Викентий в ошеломлении, с внезапным пенистым страхом глядел в незнакомые грозные глаза отца, дрожь его передернула.
— Пускай, — прохрипел он, — может быть, ты прав. С мамой как–нибудь помягче, папа, единственно прошу.
— Да уж…
В дверь заглянул нетерпеливый лейтенант.
— Беседуете?
— Побеседовали. Спасибо!
Карнаухов резко пошел к выходу. Лейтенант пропустил его и тут же захлопнул за ним дверь, остался в комнате с его сыном, с его слабым хрупким мальчиком. В коридоре поджидал Карнаухова начальник милиции Голобородько.
— Ну как?
На лице капитана дружеская озабоченность.
— Он мелкая сошка. Кто–то посолиднее за ним есть. Подставили Викентия.
— Понятное дело. Как же ты, товарищ Карнаухов, так ушами хлопал, а? Отец!

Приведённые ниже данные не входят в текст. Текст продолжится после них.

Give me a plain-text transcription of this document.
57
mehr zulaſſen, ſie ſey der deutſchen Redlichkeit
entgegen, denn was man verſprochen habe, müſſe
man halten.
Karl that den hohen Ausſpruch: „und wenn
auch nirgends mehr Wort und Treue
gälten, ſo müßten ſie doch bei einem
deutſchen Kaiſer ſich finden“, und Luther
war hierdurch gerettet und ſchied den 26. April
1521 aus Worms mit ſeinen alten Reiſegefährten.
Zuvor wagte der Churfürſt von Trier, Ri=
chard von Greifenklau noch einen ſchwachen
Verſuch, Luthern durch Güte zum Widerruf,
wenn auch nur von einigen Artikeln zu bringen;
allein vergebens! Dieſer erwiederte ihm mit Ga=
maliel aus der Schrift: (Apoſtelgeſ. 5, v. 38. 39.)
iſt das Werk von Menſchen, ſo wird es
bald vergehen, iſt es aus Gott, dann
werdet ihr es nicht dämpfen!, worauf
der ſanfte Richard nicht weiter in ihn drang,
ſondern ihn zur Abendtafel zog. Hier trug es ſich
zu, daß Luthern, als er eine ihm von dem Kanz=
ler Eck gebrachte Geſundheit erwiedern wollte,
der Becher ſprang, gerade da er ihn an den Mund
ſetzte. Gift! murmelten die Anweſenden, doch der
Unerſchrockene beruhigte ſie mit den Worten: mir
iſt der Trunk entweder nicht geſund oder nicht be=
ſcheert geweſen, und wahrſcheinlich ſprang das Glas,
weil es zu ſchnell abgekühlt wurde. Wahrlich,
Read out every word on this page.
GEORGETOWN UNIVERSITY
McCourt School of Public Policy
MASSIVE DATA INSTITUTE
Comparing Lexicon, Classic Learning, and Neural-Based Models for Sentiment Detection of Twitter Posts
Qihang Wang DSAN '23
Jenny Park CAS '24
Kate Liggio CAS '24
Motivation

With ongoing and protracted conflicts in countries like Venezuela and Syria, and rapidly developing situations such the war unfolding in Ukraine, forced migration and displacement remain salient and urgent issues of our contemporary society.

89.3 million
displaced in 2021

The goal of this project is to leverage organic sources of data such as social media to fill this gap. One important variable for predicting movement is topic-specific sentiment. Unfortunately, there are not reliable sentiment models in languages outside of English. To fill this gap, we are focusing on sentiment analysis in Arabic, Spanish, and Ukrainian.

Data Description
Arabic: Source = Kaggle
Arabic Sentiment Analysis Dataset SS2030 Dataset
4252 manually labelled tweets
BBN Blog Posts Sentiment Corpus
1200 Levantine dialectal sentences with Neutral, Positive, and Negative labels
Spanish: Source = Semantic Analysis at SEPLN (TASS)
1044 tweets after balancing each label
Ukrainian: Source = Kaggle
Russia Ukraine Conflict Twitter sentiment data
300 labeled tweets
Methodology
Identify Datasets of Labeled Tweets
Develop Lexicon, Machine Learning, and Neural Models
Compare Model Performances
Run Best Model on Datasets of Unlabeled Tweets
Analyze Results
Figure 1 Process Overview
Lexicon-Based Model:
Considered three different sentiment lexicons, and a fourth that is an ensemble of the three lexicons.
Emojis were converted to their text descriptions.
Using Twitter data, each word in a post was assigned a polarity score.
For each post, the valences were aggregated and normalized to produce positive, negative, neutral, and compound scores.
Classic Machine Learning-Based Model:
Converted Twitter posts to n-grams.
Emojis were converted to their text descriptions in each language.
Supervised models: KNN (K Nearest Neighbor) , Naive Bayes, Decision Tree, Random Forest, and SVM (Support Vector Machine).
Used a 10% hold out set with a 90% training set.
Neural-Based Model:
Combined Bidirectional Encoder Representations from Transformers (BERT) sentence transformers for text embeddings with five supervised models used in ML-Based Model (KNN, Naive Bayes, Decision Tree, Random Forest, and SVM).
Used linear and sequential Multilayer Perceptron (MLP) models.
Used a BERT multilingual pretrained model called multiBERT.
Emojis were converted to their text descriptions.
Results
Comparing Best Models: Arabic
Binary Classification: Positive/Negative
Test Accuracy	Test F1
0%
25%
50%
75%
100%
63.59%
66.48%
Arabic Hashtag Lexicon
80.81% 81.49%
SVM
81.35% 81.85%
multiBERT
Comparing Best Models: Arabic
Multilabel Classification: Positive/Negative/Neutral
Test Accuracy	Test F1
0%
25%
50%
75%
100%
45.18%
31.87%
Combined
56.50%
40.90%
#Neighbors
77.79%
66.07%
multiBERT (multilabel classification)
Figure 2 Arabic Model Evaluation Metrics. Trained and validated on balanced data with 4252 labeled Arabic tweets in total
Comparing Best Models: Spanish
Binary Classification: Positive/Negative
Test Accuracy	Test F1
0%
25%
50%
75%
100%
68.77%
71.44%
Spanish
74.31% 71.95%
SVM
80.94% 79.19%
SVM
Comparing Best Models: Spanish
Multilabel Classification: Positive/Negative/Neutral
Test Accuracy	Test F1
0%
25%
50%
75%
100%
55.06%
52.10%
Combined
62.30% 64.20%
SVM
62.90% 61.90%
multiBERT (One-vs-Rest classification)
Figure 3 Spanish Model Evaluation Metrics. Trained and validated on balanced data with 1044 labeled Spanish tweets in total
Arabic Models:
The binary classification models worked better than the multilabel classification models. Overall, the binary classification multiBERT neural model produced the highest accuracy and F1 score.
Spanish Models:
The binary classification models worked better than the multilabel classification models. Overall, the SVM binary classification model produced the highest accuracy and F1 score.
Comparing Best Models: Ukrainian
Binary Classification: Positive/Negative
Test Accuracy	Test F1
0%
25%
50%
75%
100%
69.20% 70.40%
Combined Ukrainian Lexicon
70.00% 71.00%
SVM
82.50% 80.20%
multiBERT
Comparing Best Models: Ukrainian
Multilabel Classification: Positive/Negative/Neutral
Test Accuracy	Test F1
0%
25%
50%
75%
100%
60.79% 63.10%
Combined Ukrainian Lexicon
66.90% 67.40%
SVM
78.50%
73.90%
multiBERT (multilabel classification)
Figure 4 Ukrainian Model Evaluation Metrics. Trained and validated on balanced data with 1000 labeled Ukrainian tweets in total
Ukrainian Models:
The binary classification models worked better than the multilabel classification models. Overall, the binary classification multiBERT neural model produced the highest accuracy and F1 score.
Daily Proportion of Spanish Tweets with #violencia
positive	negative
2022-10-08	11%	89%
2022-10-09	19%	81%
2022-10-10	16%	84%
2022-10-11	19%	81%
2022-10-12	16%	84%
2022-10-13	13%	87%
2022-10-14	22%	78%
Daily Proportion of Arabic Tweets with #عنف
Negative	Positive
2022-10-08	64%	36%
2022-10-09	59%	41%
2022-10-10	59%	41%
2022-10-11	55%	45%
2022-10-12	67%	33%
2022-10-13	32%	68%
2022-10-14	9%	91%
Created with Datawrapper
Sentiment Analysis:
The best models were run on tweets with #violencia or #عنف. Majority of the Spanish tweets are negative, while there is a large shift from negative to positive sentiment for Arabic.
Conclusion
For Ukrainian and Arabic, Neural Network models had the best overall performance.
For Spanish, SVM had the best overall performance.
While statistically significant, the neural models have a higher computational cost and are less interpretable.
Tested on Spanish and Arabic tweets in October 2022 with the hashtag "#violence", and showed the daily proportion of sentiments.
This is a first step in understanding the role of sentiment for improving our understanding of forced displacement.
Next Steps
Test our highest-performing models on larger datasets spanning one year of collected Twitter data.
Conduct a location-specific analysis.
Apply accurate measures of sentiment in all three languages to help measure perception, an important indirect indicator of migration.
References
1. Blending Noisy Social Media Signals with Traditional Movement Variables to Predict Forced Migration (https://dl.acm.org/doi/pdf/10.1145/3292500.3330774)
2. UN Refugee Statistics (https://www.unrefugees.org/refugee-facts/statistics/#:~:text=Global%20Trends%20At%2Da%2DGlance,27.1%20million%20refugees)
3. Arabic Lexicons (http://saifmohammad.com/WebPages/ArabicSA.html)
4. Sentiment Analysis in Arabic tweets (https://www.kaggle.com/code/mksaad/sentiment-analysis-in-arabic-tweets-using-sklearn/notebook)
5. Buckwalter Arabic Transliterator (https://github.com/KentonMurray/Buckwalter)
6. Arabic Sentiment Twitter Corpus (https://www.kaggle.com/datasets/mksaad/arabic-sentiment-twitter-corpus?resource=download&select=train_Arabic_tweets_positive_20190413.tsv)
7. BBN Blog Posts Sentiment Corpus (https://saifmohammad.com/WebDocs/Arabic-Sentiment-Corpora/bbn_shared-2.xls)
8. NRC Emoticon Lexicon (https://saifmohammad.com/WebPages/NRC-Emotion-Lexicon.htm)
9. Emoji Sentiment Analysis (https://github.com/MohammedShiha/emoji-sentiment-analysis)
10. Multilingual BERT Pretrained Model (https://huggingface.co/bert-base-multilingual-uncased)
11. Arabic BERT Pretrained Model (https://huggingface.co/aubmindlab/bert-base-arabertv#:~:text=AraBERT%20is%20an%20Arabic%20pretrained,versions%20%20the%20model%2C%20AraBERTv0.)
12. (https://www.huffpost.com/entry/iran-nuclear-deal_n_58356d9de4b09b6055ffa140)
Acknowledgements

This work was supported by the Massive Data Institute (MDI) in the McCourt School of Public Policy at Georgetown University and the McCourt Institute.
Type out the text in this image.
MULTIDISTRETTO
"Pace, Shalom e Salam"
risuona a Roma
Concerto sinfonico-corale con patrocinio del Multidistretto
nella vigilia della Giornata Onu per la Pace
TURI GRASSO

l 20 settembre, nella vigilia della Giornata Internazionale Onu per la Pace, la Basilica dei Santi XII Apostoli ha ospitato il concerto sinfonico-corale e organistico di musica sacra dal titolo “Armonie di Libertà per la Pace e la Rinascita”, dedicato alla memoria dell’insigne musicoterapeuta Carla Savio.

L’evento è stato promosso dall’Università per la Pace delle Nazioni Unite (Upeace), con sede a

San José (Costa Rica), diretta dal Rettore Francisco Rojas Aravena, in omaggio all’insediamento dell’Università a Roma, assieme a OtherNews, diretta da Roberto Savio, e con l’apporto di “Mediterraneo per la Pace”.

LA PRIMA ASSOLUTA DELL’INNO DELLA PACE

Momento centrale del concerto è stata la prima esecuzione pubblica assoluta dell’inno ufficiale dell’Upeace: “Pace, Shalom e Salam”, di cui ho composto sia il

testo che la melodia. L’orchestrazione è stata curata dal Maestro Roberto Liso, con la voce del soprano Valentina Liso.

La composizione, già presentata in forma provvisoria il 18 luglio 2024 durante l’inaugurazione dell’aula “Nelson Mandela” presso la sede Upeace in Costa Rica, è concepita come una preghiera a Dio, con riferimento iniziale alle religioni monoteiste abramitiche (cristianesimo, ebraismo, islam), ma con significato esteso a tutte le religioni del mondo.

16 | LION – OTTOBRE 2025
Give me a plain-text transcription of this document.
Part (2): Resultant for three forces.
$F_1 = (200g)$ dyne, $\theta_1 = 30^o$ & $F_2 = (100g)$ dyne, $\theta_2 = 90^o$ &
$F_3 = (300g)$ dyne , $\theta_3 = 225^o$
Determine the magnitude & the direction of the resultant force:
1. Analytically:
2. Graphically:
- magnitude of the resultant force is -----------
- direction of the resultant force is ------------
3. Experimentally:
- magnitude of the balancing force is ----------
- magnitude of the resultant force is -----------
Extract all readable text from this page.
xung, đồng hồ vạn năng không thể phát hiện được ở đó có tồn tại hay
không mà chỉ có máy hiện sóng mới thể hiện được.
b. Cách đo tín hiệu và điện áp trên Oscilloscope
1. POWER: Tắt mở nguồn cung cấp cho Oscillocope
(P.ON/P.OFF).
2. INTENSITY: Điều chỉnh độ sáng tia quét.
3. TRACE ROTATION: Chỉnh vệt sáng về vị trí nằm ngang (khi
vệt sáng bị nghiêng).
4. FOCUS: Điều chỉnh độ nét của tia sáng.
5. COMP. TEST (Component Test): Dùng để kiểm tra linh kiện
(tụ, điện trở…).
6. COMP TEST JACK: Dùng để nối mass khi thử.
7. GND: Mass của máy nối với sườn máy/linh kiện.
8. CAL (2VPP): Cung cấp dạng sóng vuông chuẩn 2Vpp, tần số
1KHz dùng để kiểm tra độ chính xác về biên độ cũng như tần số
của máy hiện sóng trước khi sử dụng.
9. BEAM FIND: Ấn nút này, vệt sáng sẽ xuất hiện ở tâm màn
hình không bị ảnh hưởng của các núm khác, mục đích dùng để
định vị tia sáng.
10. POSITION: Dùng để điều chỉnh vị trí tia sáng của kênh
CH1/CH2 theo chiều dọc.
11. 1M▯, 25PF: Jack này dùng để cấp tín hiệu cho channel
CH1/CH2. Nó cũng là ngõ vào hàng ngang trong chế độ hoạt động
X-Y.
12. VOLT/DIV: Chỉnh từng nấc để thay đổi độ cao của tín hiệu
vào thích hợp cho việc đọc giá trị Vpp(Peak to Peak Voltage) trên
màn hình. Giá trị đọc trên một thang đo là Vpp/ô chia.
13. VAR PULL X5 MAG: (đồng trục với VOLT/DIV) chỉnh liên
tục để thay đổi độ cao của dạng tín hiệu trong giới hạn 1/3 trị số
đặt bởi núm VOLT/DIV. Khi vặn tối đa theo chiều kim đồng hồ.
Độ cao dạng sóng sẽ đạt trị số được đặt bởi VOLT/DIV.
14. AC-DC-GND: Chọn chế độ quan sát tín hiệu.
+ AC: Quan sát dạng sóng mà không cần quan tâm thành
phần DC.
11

Где ж ты был, пока сынок преступные планы лелеял?
Карнаухов насупился.
— А как же ты, начальник Голобородько, до седых волос в капитанах ходишь? Почему тебе майора не дадут? Не знаешь? А я вот знаю. Много лишних слов говоришь, капитан. Необязательных вовсе слов. Хитрости в тебе невпроворот. Побереги свою хитрость для мальчишек. — Николай Егорович показал рукой туда, где остался его сын. Голобородько спустился с ним на первый этаж, проводил до дверей, с порожка окликнул:
— Слышь, Карнаухов! Образование у меня маленькое — четыре класса. Образование по нашим временам никакое. Поэтому майора не дают, понял? На пенсию буду уходить — дадут. Я надеюсь!
Карнаухов забыл авоську с банкой в комнате следователя, спохватился перед самым своим домом. Воспоминание о забытой банке оказалось последним черным штрихом в его настроении. Ощущение полной и абсолютной безысходности навалилось на него, подобно рвоте. Войдя в свой подъезд, он приблизился к стене и пободал ее, сминая и пачкая короткий ежик волос. На кухне Егорка с матерью гоняли чай.